26. Because the δ gene is intact, Hb A2 production continues, and in fact, elevation of the Hb A2 level is unique to β-thalassemia heterozygotes.
The level of Hb F is also increased, not because of a reactivation of the γ-globin gene expression that was switched off at birth, but because of selective survival and perhaps also increased production of the minor population of adult red blood cells that contain Hb F.

27. β-thalassemias are usually due to single-base pair substitutions rather than to deletions. In many regions of the world where β-thalassemia is common, there are so many different β-thalassemia mutations that persons carrying two β-thalassemia alleles are more likely to be genetic compounds than to be true homozygotes for one allele.

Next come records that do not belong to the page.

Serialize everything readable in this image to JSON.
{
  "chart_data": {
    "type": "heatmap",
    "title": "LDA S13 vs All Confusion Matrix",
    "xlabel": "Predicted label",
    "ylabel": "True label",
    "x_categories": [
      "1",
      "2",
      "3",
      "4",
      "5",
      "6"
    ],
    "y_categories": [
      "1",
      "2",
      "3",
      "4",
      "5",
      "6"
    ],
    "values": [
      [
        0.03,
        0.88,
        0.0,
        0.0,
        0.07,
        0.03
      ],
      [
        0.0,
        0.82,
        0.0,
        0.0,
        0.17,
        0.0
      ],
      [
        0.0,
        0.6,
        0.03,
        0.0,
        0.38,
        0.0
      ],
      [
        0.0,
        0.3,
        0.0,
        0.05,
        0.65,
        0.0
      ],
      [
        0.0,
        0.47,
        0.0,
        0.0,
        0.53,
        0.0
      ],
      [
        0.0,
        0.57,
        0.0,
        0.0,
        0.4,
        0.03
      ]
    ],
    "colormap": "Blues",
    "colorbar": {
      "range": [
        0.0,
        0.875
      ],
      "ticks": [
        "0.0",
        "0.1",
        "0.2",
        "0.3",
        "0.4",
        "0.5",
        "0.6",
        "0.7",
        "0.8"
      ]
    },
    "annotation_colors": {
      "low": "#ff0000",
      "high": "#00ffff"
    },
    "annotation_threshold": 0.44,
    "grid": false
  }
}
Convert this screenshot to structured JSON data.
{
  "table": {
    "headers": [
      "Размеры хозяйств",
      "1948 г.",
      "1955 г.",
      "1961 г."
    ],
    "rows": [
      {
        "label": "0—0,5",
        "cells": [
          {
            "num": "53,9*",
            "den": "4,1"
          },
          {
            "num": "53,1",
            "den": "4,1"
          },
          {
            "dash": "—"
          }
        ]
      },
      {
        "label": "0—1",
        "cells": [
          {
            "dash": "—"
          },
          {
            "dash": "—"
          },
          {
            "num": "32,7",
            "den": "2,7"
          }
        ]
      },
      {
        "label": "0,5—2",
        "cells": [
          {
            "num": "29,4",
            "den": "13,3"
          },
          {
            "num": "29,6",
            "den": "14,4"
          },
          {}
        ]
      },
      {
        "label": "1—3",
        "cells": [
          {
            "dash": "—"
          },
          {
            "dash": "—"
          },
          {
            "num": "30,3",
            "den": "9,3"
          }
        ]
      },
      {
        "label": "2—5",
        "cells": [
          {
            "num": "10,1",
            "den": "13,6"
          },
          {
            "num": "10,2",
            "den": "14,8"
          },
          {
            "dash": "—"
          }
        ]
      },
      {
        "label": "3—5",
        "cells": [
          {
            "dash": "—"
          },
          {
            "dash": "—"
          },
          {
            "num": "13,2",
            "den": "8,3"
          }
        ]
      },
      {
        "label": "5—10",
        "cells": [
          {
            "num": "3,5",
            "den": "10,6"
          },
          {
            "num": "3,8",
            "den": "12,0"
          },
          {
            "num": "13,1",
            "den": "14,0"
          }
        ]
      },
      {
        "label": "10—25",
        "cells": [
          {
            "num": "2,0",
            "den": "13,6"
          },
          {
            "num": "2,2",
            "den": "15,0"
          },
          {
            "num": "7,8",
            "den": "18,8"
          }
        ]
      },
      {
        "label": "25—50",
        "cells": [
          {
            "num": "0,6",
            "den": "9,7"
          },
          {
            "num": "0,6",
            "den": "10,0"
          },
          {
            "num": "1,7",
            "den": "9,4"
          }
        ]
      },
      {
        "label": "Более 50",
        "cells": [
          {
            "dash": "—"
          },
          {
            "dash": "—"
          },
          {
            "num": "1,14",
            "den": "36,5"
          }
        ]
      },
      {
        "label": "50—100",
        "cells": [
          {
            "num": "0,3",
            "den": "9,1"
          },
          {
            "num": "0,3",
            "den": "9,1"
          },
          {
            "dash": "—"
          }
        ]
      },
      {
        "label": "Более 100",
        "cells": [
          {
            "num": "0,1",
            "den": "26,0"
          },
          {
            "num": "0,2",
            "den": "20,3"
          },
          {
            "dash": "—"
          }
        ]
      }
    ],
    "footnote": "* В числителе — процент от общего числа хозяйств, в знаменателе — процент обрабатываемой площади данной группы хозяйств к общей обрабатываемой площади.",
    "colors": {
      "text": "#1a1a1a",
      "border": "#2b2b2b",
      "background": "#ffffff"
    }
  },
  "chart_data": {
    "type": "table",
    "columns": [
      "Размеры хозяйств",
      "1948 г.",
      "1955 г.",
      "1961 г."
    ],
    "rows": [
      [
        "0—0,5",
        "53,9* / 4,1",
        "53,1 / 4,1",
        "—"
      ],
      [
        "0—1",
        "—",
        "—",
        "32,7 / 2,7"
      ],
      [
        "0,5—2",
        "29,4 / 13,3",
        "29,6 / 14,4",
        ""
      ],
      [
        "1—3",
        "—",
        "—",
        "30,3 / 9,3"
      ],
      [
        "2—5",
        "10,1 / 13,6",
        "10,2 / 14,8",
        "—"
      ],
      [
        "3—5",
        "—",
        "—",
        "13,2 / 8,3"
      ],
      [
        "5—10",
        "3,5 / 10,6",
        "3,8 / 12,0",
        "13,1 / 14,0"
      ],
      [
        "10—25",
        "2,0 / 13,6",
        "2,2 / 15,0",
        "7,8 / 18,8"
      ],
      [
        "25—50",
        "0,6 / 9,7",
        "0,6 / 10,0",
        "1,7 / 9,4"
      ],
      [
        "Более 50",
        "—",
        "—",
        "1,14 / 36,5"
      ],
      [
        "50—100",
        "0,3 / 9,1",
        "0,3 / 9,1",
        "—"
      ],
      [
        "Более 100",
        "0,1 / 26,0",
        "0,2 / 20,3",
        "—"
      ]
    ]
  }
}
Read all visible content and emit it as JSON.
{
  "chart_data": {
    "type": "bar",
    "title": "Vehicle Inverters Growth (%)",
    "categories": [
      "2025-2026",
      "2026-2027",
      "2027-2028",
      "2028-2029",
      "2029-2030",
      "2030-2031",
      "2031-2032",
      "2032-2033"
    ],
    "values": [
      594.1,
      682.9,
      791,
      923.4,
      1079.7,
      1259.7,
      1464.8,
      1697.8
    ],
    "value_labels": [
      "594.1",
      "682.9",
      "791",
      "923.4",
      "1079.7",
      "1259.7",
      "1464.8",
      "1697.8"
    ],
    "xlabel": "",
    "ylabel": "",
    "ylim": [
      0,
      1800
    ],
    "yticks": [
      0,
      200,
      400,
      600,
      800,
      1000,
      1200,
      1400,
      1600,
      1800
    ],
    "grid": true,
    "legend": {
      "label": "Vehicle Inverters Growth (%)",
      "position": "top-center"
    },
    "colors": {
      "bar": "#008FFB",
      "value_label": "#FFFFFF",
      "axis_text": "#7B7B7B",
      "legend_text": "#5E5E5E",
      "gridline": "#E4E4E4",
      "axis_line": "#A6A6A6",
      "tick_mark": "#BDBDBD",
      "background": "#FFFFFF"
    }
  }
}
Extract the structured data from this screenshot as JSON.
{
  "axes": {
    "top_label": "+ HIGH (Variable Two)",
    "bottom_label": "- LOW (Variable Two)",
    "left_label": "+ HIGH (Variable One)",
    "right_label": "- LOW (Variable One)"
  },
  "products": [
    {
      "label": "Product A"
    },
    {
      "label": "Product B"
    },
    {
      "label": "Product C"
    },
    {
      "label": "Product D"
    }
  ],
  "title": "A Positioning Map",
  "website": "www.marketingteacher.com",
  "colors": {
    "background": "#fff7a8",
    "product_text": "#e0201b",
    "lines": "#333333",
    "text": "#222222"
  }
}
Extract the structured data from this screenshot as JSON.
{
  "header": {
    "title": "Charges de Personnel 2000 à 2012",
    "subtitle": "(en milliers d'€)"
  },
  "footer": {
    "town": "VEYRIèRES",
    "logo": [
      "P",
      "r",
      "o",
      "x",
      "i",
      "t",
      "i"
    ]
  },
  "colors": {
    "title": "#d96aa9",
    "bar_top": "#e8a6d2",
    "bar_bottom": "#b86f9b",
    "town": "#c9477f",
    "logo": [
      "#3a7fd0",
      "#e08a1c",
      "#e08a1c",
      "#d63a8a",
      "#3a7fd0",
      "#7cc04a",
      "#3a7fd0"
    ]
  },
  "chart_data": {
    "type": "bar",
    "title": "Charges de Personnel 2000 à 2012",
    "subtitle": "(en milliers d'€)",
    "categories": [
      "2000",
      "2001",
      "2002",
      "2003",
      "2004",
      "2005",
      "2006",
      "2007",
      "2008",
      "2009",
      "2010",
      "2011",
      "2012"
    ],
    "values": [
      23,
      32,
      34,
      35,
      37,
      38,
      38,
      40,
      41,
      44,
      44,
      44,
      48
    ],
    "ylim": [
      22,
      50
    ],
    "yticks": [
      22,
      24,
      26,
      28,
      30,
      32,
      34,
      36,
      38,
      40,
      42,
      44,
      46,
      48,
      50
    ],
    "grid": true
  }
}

28. Infants with homozygous β-thalassemia (thalassemia major) present with anemia once the postnatal production of Hb F decreases, generally before 2 years of age. Carriers of one β-thalassemia allele are clinically well and are said to have thalassemia minor. The diagnosis of thalassemia minor can be supported by hemoglobin electrophoresis, which generally reveals an increase in the level of Hb A2 (α2δ2).